Emmanuel Macron entend agir, mais de manière éclairée et non précipitée, semble-t-il. « Maintenant, avant de prendre une mesure nationale, je veux que la science m’éclaire », explique-t-il, lui qui dit vouloir un « consensus scientifique ».
Le premier acte sera donc de voir « s’il y a un consensus pour dire c’est mauvais en tout, lesquels sont mauvais, pourquoi… », énumère le président de la République. Mais davantage qu’un état des lieux, Emmanuel Macron indique qu’il attend de cette étude qu’elle dise ce qu’il « faut faire, parce qu’il faut qu’on puisse après guider les parents ».
ll souhaite également de ce rapport scientifique qu’il réponde à une question: « Est-ce qu’il faut une interdiction ou pas? »En attendant cette étude et ses résultats, le président de la République ne veut pas prendre position: « c’est trop tôt pour le dire », répète-t-il. En revanche, il donne « rendez-vous en mai, juin ». Emmanuel Macron précise d’un même souffle que « le débat doit être citoyen ».
Le retour de la question des effets des jeux vidéo sur les (jeunes) joueurs
Emmanuel Macron réouvre ainsi un débat qu’on pensait clos depuis longtemps, celui de la capacité des joueurs à faire la différence « entre fiction et réalité ». Il fait ainsi appel au « bon sens » pour dire que « quand on passe des heures dans un jeu vidéo » à descendre « tout le monde », ce n’est « pas ça la vie, parce que ça déréalise, si je puis dire, le rapport à la violence et ça vous conditionne ».
Il nuance néanmoins son propos. « Je suis toujours mal à l’aise quand on met tout dans le même sac », commence-t-il. Rappelant que tous les joueurs ne passent « pas leur jour et leur nuit » à jouer, il précise aussi qu’il y a « des jeux vidéo qui ne sont pas violents. Où on peut interagir, où on joue en réseau, où on va justement développer des compétences. Donc il y a des jeux vidéo qui parfois même ont un aspect éducatif, qui sont bons ».
La responsabilité des parents
Emmanuel Macron met aussi en avant « une responsabilité des parents ». Il pointe aussi le fait que laisser des enfants jeunes jouer à des « jeux vidéo », où « on passe sa journée à tuer » a forcément un impact. « On ne conditionne pas son enfant de la meilleure des manières que ce soit », avance-t-il.

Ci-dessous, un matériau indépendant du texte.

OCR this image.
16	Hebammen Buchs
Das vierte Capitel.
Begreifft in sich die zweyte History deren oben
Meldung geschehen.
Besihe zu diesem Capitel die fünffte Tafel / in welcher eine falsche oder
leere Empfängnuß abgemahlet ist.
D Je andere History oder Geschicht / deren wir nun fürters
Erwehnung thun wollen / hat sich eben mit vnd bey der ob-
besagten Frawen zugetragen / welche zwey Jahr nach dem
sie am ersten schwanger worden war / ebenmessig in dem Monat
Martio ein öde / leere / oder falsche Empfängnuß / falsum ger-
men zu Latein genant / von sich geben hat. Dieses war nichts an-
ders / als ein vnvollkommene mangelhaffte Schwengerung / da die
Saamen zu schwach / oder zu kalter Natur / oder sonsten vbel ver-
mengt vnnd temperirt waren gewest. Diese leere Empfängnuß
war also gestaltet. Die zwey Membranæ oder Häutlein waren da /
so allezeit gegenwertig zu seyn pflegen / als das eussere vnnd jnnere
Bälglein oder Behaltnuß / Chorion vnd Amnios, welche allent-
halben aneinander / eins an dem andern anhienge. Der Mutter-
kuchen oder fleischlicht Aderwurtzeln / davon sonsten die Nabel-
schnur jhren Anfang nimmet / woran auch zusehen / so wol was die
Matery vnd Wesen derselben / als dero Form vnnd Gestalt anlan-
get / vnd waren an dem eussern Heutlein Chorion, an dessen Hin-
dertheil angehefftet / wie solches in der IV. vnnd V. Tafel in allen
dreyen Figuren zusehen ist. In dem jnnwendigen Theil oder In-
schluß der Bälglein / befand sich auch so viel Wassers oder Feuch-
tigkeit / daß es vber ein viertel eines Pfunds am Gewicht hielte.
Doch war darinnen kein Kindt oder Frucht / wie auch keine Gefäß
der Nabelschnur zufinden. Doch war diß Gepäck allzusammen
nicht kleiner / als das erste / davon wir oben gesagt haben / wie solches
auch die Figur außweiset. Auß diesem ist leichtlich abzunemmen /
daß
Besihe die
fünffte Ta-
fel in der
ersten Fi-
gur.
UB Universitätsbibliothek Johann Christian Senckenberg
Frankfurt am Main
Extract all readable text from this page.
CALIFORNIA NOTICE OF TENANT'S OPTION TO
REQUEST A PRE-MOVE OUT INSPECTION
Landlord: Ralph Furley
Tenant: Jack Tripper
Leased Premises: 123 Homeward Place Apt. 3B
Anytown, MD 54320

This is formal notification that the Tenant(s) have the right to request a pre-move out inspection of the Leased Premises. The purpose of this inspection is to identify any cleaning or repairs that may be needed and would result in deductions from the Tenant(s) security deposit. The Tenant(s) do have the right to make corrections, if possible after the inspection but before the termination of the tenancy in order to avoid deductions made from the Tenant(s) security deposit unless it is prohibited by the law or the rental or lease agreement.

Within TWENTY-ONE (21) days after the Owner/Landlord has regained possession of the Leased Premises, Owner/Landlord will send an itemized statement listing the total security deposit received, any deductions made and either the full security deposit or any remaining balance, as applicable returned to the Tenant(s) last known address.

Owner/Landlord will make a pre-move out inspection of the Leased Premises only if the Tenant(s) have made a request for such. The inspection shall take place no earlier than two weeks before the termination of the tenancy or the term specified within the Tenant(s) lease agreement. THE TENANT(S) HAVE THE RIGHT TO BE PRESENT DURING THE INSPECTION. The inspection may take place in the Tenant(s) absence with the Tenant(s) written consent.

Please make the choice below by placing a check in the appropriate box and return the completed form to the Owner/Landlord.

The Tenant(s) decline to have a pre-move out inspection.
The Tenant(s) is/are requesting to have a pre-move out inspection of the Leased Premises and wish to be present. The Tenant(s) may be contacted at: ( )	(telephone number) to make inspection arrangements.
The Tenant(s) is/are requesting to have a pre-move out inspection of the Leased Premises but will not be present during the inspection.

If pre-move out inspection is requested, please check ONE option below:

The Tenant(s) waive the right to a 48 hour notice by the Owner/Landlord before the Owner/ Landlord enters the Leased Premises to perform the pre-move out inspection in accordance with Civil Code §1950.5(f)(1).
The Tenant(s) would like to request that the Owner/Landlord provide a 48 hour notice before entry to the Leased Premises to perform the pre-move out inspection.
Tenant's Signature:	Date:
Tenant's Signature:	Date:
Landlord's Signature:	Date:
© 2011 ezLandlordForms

Le président de République souligne une fois encore le nécessaire rôle d’encadrement des parents. « L’école, elle est là pour l’instruction, mais l’éducation à proprement parler, ce sont les familles. », rappelle-t-il.
C’est donc du ressort des parents de faire en sorte que « des enfants trop jeunes, trop fragiles » ne soient pas « trop vite en interaction avec ces jeux vidéo », explique-t-il. C’est d’ailleurs bien pour aider les parents que des systèmes de classification comme Pegi ont été développés et mis en place, en étroite collaboration avec l’industrie du jeu vidéo.
« Par contre, il y a un vrai sujet sur les jeux vidéo. », assure-t-il. « Je pense qu’il faut sensibiliser les parents et les jeunes en disant que passer des heures devant des jeux vidéo où on passe son temps à s’habituer à de la violence, ça vous conditionne, ça ne vous fait pas de bien. » Il en appelle alors directement, et une fois de plus, aux parents: « Je dis aux familles, votre rôle, c’est de faire attention à vos enfants et vos ados, ne les laissez pas passer autant de temps » devant des jeux violents.